Ese año, en el 67, Don Juan vino a este pueblo para ejercer una profesión que no conocía más que de los libros. Empezó sin experiencia y sin ideas. Cuando llegó era un joven con ganas de aprender todo. Y eso hizo. Ese verano, aprendió a poner inyecciones, a escuchar los problemas de la gente en la consulta, a auscultar y a despertarse en medio de la noche para coser una pitera. La experiencia le enseñó a diagnosticar, a curar, a ayudar y a entender. Y con cada una de las personas que entró en su consulta siempre aprendió algo. Al cabo de unos años, dejó de vivir de alquiler y se hizo su casa en un terreno que compró. No era muy grande, pero tenía un despacho donde atendía a los pacientes cuando había urgencias.

Y siguió aprendiendo de su profesión mientras hacía amigos. Y muchas veces pensaba en ese día, 17 o 18 de julio, cuando leyó, en voz alta muy bajita, ‘Aldea del Obispo’. La mejor decisión que pudo tomar. Porque en Aldea no solo se convirtió en médico, también creció, maduró y se hizo mejor persona. Aquí conoció gente, ideas, valores, sentimientos. En Aldea también se enamoró. Y en Aldea nacieron sus hijos. Aldeanos de pro, desde las raíces.
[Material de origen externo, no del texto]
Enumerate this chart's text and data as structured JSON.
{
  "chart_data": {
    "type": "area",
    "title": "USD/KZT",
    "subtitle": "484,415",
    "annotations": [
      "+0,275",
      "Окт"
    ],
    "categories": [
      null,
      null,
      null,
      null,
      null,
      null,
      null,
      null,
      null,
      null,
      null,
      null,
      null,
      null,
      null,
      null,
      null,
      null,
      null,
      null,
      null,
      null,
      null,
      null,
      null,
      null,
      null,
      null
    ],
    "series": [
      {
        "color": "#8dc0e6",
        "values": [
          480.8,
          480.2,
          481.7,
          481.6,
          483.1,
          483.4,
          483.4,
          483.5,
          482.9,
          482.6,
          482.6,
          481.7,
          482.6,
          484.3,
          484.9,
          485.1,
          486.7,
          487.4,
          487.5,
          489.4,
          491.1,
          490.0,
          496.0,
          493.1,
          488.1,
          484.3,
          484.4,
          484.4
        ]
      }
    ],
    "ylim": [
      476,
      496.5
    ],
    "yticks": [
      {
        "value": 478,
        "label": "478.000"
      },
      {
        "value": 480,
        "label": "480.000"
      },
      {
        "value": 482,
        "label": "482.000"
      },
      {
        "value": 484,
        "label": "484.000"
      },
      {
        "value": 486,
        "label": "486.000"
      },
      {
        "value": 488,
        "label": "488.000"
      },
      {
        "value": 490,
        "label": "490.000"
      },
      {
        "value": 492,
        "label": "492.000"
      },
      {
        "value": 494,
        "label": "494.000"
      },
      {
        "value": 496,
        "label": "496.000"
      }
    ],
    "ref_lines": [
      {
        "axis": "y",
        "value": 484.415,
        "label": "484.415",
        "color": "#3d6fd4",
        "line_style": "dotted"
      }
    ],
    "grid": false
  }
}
En Aldea hizo su vida. Toda su vida. Hasta ayer. Que se fue sin decir adiós. Pero, al menos, durante todos estos años, tuvimos la oportunidad de conocerle, de tratarle, de enseñarle, de aprenderle. Porque fue un buen hombre. Un gran médico. Un gran contador de historias. Una gran persona. Un aldeano de pro. 





P.D. A los médicos rurales.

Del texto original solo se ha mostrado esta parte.